The short answer to the question, “Who is responsible when a serious injury occurs on a golf course?,” is: “It depends.” If a company or another person violated a safety rule, or was careless and caused injury, they may be liable. It is also true that it just might not be anyone’s fault unless a the person injured can prove someone on the golf course, or the owner and operator of the course or other entity, was unsafely negligent.
In a 1997 Illinois appellate court decision, two golfers were playing together when the ball hit by one of them hit the other in the head. The injured golfer sued his friend for negligence. The defendant claimed that, in order to collect, the plaintiff needed to prove that the defendant was not just negligent, but had acted in a wanton and reckless manner.
The appellate court engaged in a comprehensive discussion about the differences in non-contact sports, like golf, and contact sports where having contact with other players or a ball are part of the game. Those injured while playing in a contact sport must prove the one who caused the injury acted in a wanton and reckless manner, an elevated form of negligence.

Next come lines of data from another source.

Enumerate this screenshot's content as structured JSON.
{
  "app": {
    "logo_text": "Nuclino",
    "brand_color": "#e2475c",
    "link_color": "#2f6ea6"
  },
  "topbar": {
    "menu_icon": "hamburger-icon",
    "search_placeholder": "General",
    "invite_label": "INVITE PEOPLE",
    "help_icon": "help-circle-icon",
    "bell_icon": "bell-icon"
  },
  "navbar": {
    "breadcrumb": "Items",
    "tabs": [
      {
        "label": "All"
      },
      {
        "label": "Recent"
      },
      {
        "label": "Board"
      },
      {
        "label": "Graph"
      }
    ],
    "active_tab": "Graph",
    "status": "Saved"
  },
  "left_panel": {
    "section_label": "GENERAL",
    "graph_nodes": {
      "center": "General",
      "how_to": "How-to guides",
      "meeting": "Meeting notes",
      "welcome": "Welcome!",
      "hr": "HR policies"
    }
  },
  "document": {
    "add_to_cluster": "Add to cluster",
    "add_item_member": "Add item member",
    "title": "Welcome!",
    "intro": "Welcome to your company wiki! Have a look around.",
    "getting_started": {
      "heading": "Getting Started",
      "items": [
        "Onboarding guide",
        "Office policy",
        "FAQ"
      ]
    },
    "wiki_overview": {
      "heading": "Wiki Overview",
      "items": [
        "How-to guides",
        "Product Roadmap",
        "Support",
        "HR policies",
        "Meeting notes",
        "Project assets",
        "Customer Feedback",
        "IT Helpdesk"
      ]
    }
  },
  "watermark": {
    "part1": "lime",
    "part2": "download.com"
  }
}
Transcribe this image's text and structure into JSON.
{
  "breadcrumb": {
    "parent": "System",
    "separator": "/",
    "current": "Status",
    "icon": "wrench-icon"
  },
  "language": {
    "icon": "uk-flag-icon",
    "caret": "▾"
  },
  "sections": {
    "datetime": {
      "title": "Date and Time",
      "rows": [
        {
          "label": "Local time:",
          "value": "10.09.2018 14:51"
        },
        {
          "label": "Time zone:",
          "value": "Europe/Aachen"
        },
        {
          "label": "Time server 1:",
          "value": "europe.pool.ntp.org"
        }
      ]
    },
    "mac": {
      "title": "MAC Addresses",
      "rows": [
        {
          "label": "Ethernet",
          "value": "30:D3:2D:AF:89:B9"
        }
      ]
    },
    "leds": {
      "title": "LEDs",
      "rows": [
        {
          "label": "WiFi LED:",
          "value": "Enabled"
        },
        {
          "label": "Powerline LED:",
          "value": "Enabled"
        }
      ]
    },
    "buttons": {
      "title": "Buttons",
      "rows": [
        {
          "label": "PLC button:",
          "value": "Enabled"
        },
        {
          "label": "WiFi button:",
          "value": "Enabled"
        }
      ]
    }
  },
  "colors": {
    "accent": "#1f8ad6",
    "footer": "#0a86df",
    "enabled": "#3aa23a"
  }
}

The court held that golf, on the other hand, is not a contact sport because “There is never a need for players to touch one another.” Since golf is not a contact sport, the court concluded that a player injured by the golf ball errantly hit by another golfer need only prove “traditional negligence in order to recover damages rather than willful and wanton conduct.”
Assumption of the Risk
The assumption of the risk doctrine arises out of the common law and “states that in instances where a person knows of the risk of an activity, that person accepts the risk when voluntarily engaging in the pursuit.” Key to the definition is that the person must know of the risks involved in the activity.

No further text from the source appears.